Reviewing the Experience with Charter Schools

              Charter schools continue to attract interest nationally and in New York. After ten years, what can we learn from New York’s charter school movement?  The Regents will continue to develop the questions they want answered through research. The item for discussion this month in the EMSC Committee includes these questions: What are the features of successful and unsuccessful charter schools?  In what sense have charters been models?  Have charter schools enrolled and retained students with disabilities and English language learners?  What has been the overall effects of the charter school movement on academic performance and the cost of education?
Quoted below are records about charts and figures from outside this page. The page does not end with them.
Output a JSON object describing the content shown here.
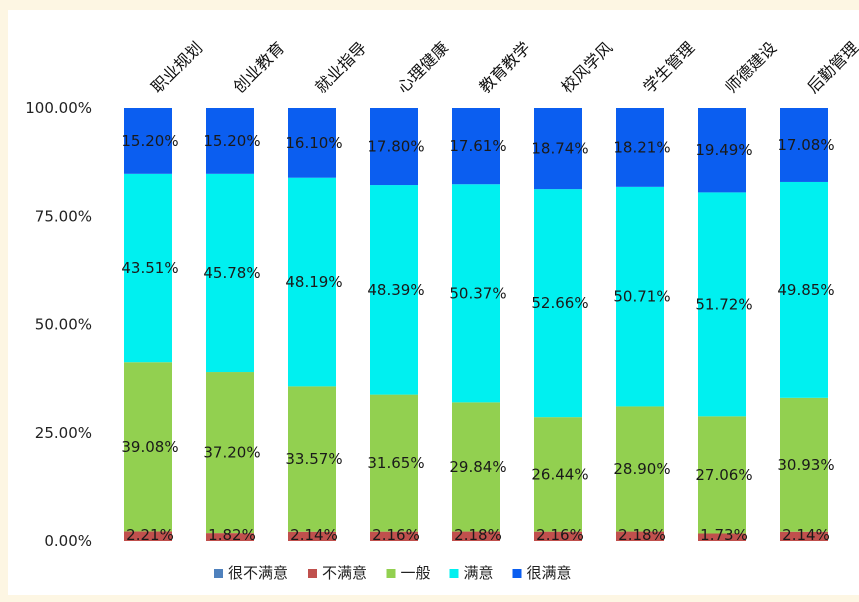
{
  "chart_data": {
    "type": "bar",
    "stacked": true,
    "percent": true,
    "title": "",
    "xlabel": "",
    "ylabel": "",
    "ylim": [
      0,
      100
    ],
    "yticks": [
      "0.00%",
      "25.00%",
      "50.00%",
      "75.00%",
      "100.00%"
    ],
    "categories": [
      "职业规划",
      "创业教育",
      "就业指导",
      "心理健康",
      "教育教学",
      "校风学风",
      "学生管理",
      "师德建设",
      "后勤管理"
    ],
    "series": [
      {
        "name": "很不满意",
        "color": "#4f81bd",
        "values": [
          0,
          0,
          0,
          0,
          0,
          0,
          0,
          0,
          0
        ],
        "labels": [
          "",
          "",
          "",
          "",
          "",
          "",
          "",
          "",
          ""
        ]
      },
      {
        "name": "不满意",
        "color": "#c0504d",
        "values": [
          2.21,
          1.82,
          2.14,
          2.16,
          2.18,
          2.16,
          2.18,
          1.73,
          2.14
        ],
        "labels": [
          "2.21%",
          "1.82%",
          "2.14%",
          "2.16%",
          "2.18%",
          "2.16%",
          "2.18%",
          "1.73%",
          "2.14%"
        ]
      },
      {
        "name": "一般",
        "color": "#92d050",
        "values": [
          39.08,
          37.2,
          33.57,
          31.65,
          29.84,
          26.44,
          28.9,
          27.06,
          30.93
        ],
        "labels": [
          "39.08%",
          "37.20%",
          "33.57%",
          "31.65%",
          "29.84%",
          "26.44%",
          "28.90%",
          "27.06%",
          "30.93%"
        ]
      },
      {
        "name": "满意",
        "color": "#00f0f0",
        "values": [
          43.51,
          45.78,
          48.19,
          48.39,
          50.37,
          52.66,
          50.71,
          51.72,
          49.85
        ],
        "labels": [
          "43.51%",
          "45.78%",
          "48.19%",
          "48.39%",
          "50.37%",
          "52.66%",
          "50.71%",
          "51.72%",
          "49.85%"
        ]
      },
      {
        "name": "很满意",
        "color": "#0b5ef0",
        "values": [
          15.2,
          15.2,
          16.1,
          17.8,
          17.61,
          18.74,
          18.21,
          19.49,
          17.08
        ],
        "labels": [
          "15.20%",
          "15.20%",
          "16.10%",
          "17.80%",
          "17.61%",
          "18.74%",
          "18.21%",
          "19.49%",
          "17.08%"
        ]
      }
    ],
    "legend_position": "bottom",
    "grid": false
  }
}
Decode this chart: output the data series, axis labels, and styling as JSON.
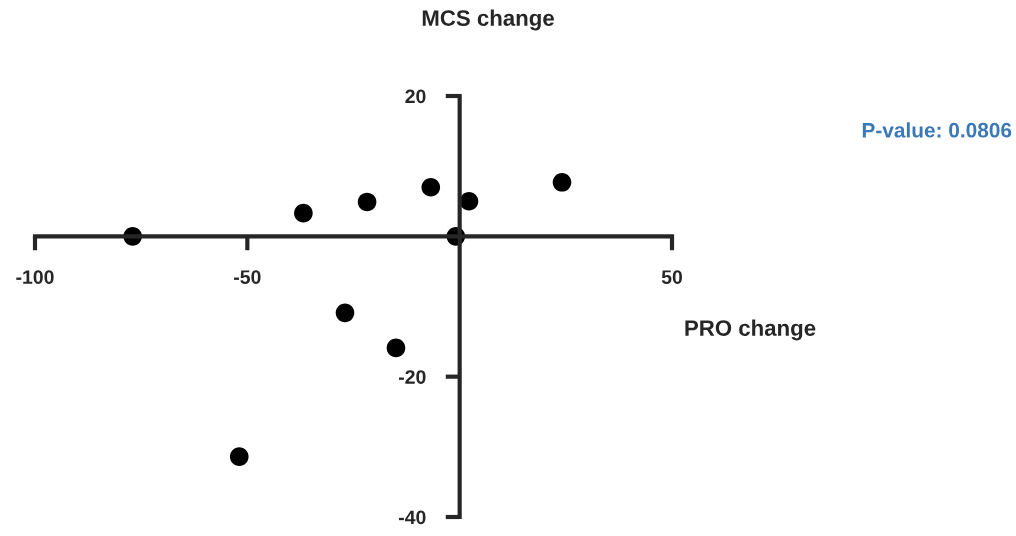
{
  "chart_data": {
    "type": "scatter",
    "xlabel": "PRO change",
    "ylabel": "MCS change",
    "annotations": [
      "P-value: 0.0806"
    ],
    "x": [
      -77,
      -36.8,
      -21.8,
      -6.8,
      2.2,
      -0.9,
      24.1,
      -27.0,
      -15.0,
      -51.9
    ],
    "series": [
      {
        "color": "#000000",
        "values": [
          0,
          3.3,
          4.9,
          7.0,
          5.0,
          0,
          7.7,
          -10.9,
          -15.9,
          -31.4
        ]
      }
    ],
    "xlim": [
      -100,
      50
    ],
    "ylim": [
      -40,
      20
    ],
    "xticks": [
      -100,
      -50,
      50
    ],
    "yticks": [
      -40,
      -20,
      20
    ],
    "marker": "circle",
    "grid": false,
    "legend": false
  }
}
VESID’s Response to Veterans

              The VESID Committee will discuss implementation of new rehabilitation and interagency activities stemming from the Designing Our Future recommendations.  A significant part of the Regents item describes the VESID Veterans Service Action Plan.  We are partners with many other agencies on the New York State Council on Veterans Affairs recently created by Executive Order.  VESID has established an internal Veterans Services Work Group to identify current best practices and promote them statewide and create new services where they are needed.   The committee expressed particular interest in this information last month.


Mandate Relief in Special Education

              The VESID Committee will continue its review of mandate relief in the context of the Board’s determination to improve achievement for students with disabilities.  The Regents will discuss an item that provides additional information that the committee requested on certain proposals discussed in January and February, including data on other states’ practices. The item returns to an examination of cost drivers in education and associated cost control strategies that also represent good practice in the education of children with disabilities.  This approach appeared to be influential when Deputy Commissioner Rebecca Cort presented it to the Commission on Property Tax Relief last year.  These ideas are promising because they join data-based conclusions about root causes of higher costs with research and experience-based conclusions about good things to do for children.  That these good practices also would tend to lower costs is encouraging. Putting these practices to work would more likely require changes in practice than in regulation. And that implies a need for wide-spread communications and professional development.